The $480B spent (last year) on net interest expenses on the debt is going to keep increasing with the Fed continuing to raise rates and/or keep them high for longer to contain inflation. This February, the Congressional Budget Office (CBO) projected that annual net interest costs would total $640 billion in 2023 $739 billion in 2024 reaching a staggering $1.4T in 2033. The nonpartisan Peter G Peterson foundation is estimating around $10.5T in interest payments over the next decade.

The important thing to note is that roughly half of the debt will mature in the next 3 years. If the Federal Reserve keeps rates higher to keep inflation in check, then it is bound to make the debt that needs to be refinanced that much more expensive leading to an ever-bigger debt burden.

Epilogue
Most people are missing the woods for the trees with a large amount of focus on many nations deciding to transact in something other than USD vs the other nations not buying UST with their reserves/trade surpluses.
One can find news items such as those below which grabs all the eyeballs and clicks but I believe the bigger issue is nations reducing their holdings of UST.
Lower demand for dollars is not going to impact the USA massively in a negative manner. Two nations/parties now deciding to trade in some other currency is not going to threaten US hegemony as how some commentators like Fareed Zakaria (CNN) or Fox News would like you to believe.
Similar to the geopolitics today we would see a multipolar world similarly in trade/commerce where multiple forms of the medium of exchange are used in the future vs mostly dollar now [i.e., USD down but not out!]
The bigger issue IMO is what do nations do with their trade surpluses? Nations will bit vary by investing them in Chinese yuan given a whole multitude of reasons that I wrote about last year.

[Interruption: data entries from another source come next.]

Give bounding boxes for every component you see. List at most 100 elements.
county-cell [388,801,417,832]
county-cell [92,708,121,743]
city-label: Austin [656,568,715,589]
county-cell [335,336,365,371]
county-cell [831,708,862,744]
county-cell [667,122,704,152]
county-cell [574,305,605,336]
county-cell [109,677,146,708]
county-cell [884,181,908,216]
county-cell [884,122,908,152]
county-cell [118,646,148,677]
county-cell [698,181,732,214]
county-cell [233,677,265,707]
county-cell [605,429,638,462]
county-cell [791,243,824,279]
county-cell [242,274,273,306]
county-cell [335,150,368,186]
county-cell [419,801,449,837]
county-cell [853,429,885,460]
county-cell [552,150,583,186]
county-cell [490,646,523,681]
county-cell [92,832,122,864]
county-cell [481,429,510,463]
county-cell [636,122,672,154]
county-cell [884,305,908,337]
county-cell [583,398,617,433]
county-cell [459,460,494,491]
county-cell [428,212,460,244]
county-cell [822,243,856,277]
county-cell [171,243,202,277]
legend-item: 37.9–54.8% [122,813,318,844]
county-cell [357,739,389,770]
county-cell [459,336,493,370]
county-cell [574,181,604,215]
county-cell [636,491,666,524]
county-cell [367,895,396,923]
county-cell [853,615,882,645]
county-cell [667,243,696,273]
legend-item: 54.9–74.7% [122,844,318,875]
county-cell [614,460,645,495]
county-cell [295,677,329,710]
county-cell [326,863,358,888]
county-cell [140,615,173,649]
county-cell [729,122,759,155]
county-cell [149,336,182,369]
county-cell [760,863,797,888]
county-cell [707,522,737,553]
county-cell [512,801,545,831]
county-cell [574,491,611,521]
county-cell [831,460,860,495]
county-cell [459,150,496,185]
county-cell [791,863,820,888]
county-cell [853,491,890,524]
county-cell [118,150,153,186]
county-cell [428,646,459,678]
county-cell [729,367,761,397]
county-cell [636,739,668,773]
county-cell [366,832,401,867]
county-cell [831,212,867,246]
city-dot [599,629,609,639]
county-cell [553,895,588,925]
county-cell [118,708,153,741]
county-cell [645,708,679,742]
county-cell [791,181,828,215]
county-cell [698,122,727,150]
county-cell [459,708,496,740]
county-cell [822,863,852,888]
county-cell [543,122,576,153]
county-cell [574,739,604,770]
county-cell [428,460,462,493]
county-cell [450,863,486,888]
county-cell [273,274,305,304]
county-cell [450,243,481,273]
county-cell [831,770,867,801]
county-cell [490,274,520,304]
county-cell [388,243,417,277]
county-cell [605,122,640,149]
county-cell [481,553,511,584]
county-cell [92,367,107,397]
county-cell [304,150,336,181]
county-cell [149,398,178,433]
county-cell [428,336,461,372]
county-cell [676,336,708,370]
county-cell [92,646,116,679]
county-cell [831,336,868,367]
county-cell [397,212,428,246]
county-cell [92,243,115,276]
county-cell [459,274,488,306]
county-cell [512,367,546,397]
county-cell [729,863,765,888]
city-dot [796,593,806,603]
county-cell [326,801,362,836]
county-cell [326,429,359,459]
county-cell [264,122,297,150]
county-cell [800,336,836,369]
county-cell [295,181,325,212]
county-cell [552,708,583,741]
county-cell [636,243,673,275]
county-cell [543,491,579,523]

To prevent counterparty “geopolitical” risk by investing in other nations' currencies they could choose to invest in Gold (record central bank gold purchases last year) and even possibly BTC. Both Gold and BTC have their challenges of additional complexities of verification/audit/storage/transport and massive price volatility respectively which would not make it easy for nations to use them extensively.
A lack of good options might give pause to many nations around the world in fully exiting UST but if they choose to do so the ripples of such a move would lead to a big debt spiral for the USA. In today's day and age of populism, it seems unlikely that any politician who wants to get re-elected is going to cut spending. This means that with the ongoing deficits the debt has to be refinanced with more printing by the governments/central banks.
US has been able to spend freely for a very long time by having (Saudis/OPEC recycle their petrodollars to buy UST) and others buy to keep their debt cheap. This "exorbitant privilege" that the US has enjoyed as a unipolar superpower now slowly eroding and has big fiscal consequences for the USA: a point which IMO is being severely underplayed in the "USD losing reserve currency" commentary occurring nowadays.